Bernard Derroitte


Nos pensées et nos émotions sont-elles influencées par le climat actuel de solitude et de séparation ?  En parlant des estampes de Christian Bozon Faudrait-il mieux utiliser le mot «teintées», ou plus correctement encore, le mot «colorées» ?  Pour la plupart d'entre nous le temps passe plus lentement, maintenant que nous sommes distancés de nos routines habituelles. En soi, est-ce une mauvaise chose ?  Je me pose sincèrement la question.
Étalées sur le sol devant moi, comme autant de témoins lumineux de la vie extérieure, repose une douzaine de feuilles, grandes et petites, avec des rectangles de couleur.  Ces estampes en couleurs ne peuvent simplement se regarder.  Elles se contemplent.  Les tailles-douces de Christian Bozon, à vrai dire, ne se révèlent jamais vraiment pleinement: ni en regardant rapidement, ni en regardant lentement.  Elles ne font qu’absorber notre regard.  Elles nous happent, nous captivent.  La saturation de couleurs nous englouti ; et dans les limites du champ de vision aménagé par l'artiste, l'œil se déplace, voyage.

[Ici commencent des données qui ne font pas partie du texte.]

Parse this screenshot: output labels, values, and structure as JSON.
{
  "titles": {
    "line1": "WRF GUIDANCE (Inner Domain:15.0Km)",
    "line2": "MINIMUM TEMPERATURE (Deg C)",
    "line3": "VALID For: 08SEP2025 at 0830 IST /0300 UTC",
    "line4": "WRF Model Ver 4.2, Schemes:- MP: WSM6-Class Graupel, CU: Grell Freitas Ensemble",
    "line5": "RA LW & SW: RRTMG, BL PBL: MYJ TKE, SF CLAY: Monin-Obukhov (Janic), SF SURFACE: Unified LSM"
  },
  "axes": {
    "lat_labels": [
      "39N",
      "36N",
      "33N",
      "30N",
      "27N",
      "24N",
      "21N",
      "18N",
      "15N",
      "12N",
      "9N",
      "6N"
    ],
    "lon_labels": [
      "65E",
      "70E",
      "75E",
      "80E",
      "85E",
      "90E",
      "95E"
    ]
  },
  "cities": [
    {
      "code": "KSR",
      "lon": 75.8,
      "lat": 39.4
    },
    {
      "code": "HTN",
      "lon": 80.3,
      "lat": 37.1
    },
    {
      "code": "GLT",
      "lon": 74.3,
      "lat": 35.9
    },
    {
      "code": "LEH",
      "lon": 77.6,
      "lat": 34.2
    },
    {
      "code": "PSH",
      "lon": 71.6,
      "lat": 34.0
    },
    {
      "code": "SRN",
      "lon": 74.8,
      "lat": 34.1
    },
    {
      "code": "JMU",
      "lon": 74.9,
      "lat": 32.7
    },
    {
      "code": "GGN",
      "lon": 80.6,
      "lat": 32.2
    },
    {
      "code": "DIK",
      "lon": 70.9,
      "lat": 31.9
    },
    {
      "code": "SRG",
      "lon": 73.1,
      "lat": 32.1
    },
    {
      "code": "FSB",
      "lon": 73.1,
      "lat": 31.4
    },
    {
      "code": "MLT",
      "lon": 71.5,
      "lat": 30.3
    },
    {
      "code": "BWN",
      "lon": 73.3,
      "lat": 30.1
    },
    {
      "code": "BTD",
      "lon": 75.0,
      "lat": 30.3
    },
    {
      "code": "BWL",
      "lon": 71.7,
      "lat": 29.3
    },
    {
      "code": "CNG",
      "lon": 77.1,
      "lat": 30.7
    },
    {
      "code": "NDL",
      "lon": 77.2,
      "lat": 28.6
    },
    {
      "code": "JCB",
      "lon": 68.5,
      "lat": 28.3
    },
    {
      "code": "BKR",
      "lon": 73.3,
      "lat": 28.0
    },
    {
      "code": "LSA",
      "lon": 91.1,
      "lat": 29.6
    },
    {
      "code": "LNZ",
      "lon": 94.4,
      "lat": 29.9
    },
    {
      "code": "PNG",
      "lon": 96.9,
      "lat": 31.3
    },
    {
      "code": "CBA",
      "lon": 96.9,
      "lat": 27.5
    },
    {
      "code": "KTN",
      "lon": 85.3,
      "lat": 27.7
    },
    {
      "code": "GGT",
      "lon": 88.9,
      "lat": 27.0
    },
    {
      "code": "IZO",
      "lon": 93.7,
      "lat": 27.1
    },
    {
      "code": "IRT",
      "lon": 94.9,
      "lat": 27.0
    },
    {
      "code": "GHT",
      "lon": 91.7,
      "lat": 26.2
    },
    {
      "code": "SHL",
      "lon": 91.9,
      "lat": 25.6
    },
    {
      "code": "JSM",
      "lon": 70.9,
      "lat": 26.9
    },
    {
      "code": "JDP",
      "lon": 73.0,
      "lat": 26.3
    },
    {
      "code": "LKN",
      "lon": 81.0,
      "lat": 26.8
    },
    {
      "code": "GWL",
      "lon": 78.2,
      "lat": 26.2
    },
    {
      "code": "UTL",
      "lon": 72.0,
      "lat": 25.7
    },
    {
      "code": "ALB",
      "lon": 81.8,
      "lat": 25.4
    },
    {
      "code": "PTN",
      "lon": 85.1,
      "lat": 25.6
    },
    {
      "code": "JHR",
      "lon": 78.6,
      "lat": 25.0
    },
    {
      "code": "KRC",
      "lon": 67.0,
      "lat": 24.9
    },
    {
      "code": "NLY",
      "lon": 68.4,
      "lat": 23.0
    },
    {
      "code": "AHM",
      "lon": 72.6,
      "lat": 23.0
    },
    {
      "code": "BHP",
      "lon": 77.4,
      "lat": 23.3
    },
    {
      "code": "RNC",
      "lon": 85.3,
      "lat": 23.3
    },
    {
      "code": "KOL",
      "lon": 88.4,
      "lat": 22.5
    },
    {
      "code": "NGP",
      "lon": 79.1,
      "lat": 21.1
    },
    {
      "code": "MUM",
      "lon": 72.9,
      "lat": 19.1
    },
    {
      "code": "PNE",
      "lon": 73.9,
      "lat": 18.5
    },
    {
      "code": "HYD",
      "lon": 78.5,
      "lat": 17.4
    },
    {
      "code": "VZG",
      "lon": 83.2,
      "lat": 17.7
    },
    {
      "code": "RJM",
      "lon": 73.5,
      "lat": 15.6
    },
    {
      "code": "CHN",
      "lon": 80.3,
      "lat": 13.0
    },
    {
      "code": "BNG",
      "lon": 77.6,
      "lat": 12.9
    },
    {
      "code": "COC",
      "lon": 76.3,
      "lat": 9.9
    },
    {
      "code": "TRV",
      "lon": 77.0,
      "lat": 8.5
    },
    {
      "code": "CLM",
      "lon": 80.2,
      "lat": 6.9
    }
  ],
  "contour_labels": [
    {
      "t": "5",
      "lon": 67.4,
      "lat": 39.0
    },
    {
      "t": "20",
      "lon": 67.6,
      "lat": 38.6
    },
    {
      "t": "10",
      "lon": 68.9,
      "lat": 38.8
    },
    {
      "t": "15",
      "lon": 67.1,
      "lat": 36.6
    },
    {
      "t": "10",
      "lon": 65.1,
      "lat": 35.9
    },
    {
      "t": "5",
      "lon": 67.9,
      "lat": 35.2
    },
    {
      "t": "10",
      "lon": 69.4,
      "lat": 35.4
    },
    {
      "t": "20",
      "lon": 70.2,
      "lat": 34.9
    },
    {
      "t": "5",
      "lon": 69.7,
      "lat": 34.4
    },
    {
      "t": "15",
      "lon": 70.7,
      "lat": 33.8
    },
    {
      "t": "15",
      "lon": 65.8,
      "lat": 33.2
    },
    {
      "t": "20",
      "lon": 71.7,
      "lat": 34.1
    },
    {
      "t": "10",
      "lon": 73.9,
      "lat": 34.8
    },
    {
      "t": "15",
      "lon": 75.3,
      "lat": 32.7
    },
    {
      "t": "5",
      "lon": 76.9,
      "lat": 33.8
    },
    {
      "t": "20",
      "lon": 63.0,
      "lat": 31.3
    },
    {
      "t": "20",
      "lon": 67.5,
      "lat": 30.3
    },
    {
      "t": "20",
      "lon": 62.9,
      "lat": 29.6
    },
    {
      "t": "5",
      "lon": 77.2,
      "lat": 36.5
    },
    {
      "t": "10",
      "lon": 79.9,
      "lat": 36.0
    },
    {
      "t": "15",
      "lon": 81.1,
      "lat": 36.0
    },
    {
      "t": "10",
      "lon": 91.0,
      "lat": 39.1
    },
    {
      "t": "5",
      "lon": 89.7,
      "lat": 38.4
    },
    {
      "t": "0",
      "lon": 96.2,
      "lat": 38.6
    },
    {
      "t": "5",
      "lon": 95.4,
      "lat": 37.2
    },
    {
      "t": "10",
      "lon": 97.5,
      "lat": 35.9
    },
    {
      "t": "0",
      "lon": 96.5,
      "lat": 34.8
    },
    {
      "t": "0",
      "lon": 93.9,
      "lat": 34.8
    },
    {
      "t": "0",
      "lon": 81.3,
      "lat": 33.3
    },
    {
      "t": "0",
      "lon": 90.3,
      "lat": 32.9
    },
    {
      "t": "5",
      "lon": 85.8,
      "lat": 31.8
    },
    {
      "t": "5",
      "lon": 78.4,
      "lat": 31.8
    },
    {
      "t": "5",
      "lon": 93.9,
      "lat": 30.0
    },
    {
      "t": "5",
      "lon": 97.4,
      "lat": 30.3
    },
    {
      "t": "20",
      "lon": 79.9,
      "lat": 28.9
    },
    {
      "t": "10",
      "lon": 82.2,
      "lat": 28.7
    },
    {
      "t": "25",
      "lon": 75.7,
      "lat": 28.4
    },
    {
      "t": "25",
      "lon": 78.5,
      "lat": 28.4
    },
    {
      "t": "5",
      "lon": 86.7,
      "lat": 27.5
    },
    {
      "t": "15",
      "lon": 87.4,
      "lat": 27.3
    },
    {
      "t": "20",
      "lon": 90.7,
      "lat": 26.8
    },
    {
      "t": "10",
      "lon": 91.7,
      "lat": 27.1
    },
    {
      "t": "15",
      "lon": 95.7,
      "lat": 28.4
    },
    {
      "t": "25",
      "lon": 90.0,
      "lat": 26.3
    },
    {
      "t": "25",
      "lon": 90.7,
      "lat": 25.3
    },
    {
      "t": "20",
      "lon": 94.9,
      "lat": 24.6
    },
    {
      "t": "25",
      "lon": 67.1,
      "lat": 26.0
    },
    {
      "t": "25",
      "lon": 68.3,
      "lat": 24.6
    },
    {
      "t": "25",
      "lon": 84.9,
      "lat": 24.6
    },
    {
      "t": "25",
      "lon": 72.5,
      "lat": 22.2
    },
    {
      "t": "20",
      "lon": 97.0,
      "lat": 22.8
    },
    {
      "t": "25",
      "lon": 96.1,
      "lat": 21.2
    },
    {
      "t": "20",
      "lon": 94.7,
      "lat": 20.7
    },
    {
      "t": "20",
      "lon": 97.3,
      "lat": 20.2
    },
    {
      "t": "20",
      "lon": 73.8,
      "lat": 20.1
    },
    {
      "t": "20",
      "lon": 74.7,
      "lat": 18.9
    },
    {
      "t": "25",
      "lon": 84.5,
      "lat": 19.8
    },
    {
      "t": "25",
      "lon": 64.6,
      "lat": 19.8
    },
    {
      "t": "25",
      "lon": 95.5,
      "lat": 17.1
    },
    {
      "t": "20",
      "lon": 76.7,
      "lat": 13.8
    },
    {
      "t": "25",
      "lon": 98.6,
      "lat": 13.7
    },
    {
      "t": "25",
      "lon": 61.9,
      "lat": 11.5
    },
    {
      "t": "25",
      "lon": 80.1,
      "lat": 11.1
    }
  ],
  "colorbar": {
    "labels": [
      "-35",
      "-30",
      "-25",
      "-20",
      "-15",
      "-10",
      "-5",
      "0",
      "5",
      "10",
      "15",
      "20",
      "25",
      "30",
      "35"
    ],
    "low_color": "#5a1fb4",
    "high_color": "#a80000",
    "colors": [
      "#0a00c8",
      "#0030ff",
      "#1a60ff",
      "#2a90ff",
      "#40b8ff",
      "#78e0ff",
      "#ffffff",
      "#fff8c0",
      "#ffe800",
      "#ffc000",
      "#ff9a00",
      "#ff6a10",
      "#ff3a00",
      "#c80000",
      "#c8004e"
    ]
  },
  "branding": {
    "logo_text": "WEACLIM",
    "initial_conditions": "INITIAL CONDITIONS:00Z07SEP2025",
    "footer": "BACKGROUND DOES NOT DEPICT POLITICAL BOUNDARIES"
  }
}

Christian Bozon crée des estampes aux couleurs vives et éclatantes. Certains d'entre-elles sont multicolores, avec des éléments de composition qui peuvent suggérer des natures mortes ou des scènes de la vie quotidienne.  Notre propre imagination est souvent la clé pour apprécier ces œuvres.  Il faut par ailleurs reconnaitre que le travail de Bozon peut très simplement être apprécié sans artifice, destiné à apporter de la joie, sans autre réflexion.
La grande majorité des tirages de Bozon sont cependant dominés par une couleur, ou plutôt une teinte. Contrastant un ou deux éléments plus clairs ou plus foncés, un champ de bleu, de rouge, de sarcelle, d'orange ou de vert domine la composition.  Que l’estampe soit petite ou grande, l'œil s’y perd.  Et d'une manière apparemment aléatoire, le regard s'imprègne de la texture et de la couleur composée par l’artiste avec soin.
Les tirages de Bozon sont réalisés lentement et méticuleusement.  Ses éditions ne contiennent, à proprement parler, nulle variation.  Pendant deux semaines, et parfois plus, Bozon travaille les trois plaques de cuivre qui lui sont habituellement nécessaires à la création d’une nouvelle œuvre.  A force de d’aquatinte, et de touche de pointe sèche, il tire des essais, encrant, corrigeant, regravant et retouchant, jusqu'à parvenir à l’équilibre escompté.  Une fois ces cuivres achevés, chaque teinte, chaque grain, toute ligne, et toute ombre est « pétrifié » à l’endroit voulu.  L'édition alors tirée est extrêmement homogène.  Dans chaque tirage de l’édition complète, le moindre caillou, ou rayon de lumière fixé de même façon.
Les passages de couleurs sont imprimés les uns sur les autres.  Cette approche sédimentaire complète le style de l’artiste.  Ce que nous interprétons comme des profondeurs d'eau, des couches de sable ou d'argile, comme rideaux de brume, comme luminosités du soleil, ou comme épaisseurs d'herbe, sont littéralement constitués de fines couches progressives d'encre.  Une couleur se fond dans celle imprimée par-dessus.  Et ces deux-là, à leur tour, se fondront dans leur incarnation finale, obtenue grâce à l'impression de la troisième couleur, et qui clôt l'image pour de bon.
Cette méthode engendre des transparences de couleurs en strates.  Les saturations et les contrastes contribuent à rendre les images abstraites de Bozon évocatrice de lumières, de lieux et de situations dont le spectateur semble se souvenir. C'est un art du sud, dans lequel la luminosité zénithale n’est pas parvenue à écraser le paysage en aplats.  La profondeur de chaque couleur des estampes de Bozon semble infinie.  En ce moment où nous sommes tous reclus, il est réconfortant de visiter un endroit où le temps figé, l’est de façon opiniâtre.